Bu nasıl bir duygudur ki, sözde tecavüze uğrayan
kendisi ama katli vacip bebek olup, yaşamını keyifle sürdürebilmektedir.
Kürtajın yasaklanmasıyla gayr-i meşru ilişkiden doğacak çocuğu merdiven altı
denilen illegal operasyonlarla katlettirmenin hayati riski bulunduğu ve
ölümlerin artacağı endişesi duyuluyor. Oysa bebek katillerinin ölmesi,
insanlıkla şereflendirilmiş hiçbir beşerin umurunda değildir.
Kürtaj, zinacı fahişelerin kalkanı
olmasından sapıklarca savunulmakta, dolayısıyla bebek cinayetleri işleyenler
yüzünden toplum, lanete müstahak olmaktadır.
İnsanlığın ahlaken çöküntüye uğradığı öyle
bir dünyada yaşıyoruz ki, neredeyse herkesin DNA testi yaptırması mecbur hale
gelmiştir. Tamamen zinayı aklama amacıyla yaptırılan kürtajın yasaklanması, ölüm
korkusundan dolayı zinayı da azaltacaktır. Koruyucu prezervatifin zevki
azaltıcı etkisinden dolayı sevgililerin bir müddet sonra koruyucusuz
ilişkileri, zina akabinde cinayeti de gerekli kılmaktadır. Ancak evli kadınlar,
eşlerinin üzerindeki etkiye göre koruyucuya da ihtiyaç duymamakta, olası bir
hamileliklerinde eşleri, potansiyel baba olmaktadırlar.

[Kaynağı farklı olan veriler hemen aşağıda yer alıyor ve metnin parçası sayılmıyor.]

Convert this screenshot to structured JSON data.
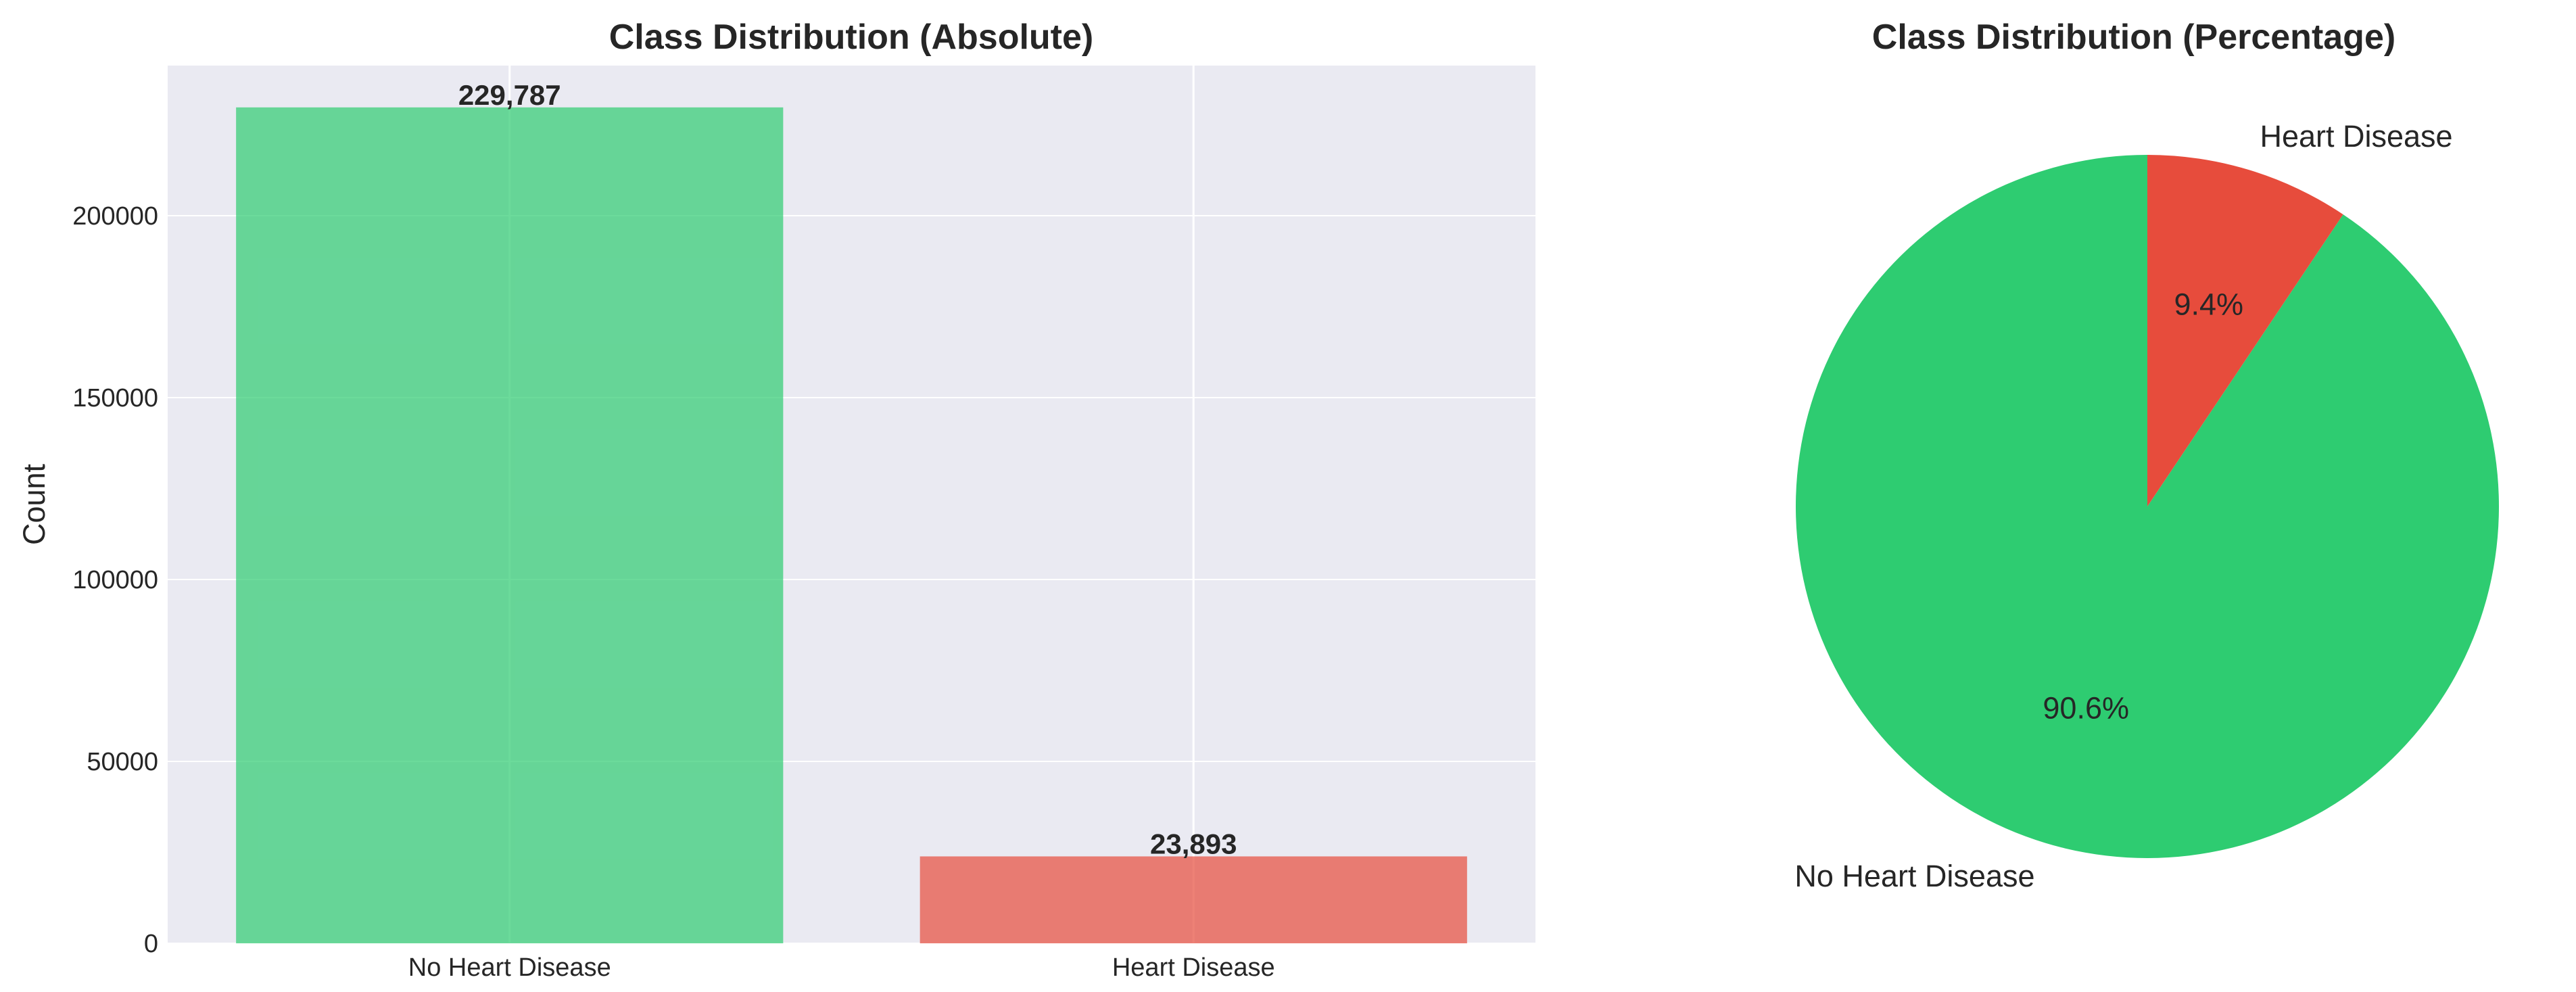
{
  "chart_data": [
    {
      "type": "bar",
      "title": "Class Distribution (Absolute)",
      "xlabel": "",
      "ylabel": "Count",
      "categories": [
        "No Heart Disease",
        "Heart Disease"
      ],
      "values": [
        229787,
        23893
      ],
      "value_labels": [
        "229,787",
        "23,893"
      ],
      "colors": [
        "#2ecc71",
        "#e74c3c"
      ],
      "ylim": [
        0,
        241276
      ],
      "yticks": [
        0,
        50000,
        100000,
        150000,
        200000
      ],
      "ytick_labels": [
        "0",
        "50000",
        "100000",
        "150000",
        "200000"
      ],
      "grid": true
    },
    {
      "type": "pie",
      "title": "Class Distribution (Percentage)",
      "labels": [
        "No Heart Disease",
        "Heart Disease"
      ],
      "values": [
        90.6,
        9.4
      ],
      "pct_labels": [
        "90.6%",
        "9.4%"
      ],
      "colors": [
        "#2ecc71",
        "#e74c3c"
      ],
      "start_angle_deg": 90
    }
  ]
}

Yaratan Allah olduğu için, hamileliği
önleyici ne kadar tedbirler alınsa da, Allah bir musibet ve ceza olarak
dilediği kadınları hamile bıraktırabiliyor.
İnsanın ana
karnındayken öldürülmesi meşru, dışarıda iken öldürülmesini suç sayan anlayış,
şüphesiz şeytanidir!
Kazada, terörde, savaşta, felaketlerde ölen bebeklerin ölmeleri
veya öldürülmeleri değil, kürtajla katledilen bebekler insanlığı yok
etmektedir.
Evet, kürtaj sıradan bir cinayet değil doğrudan bir vahşettir.
Dolayısıyla insaniyet ve lanetten kurtulma adına kürtaj yapan, yaptıran ve
azmettiren müebbet hapisle cezalandırılmalıdırlar.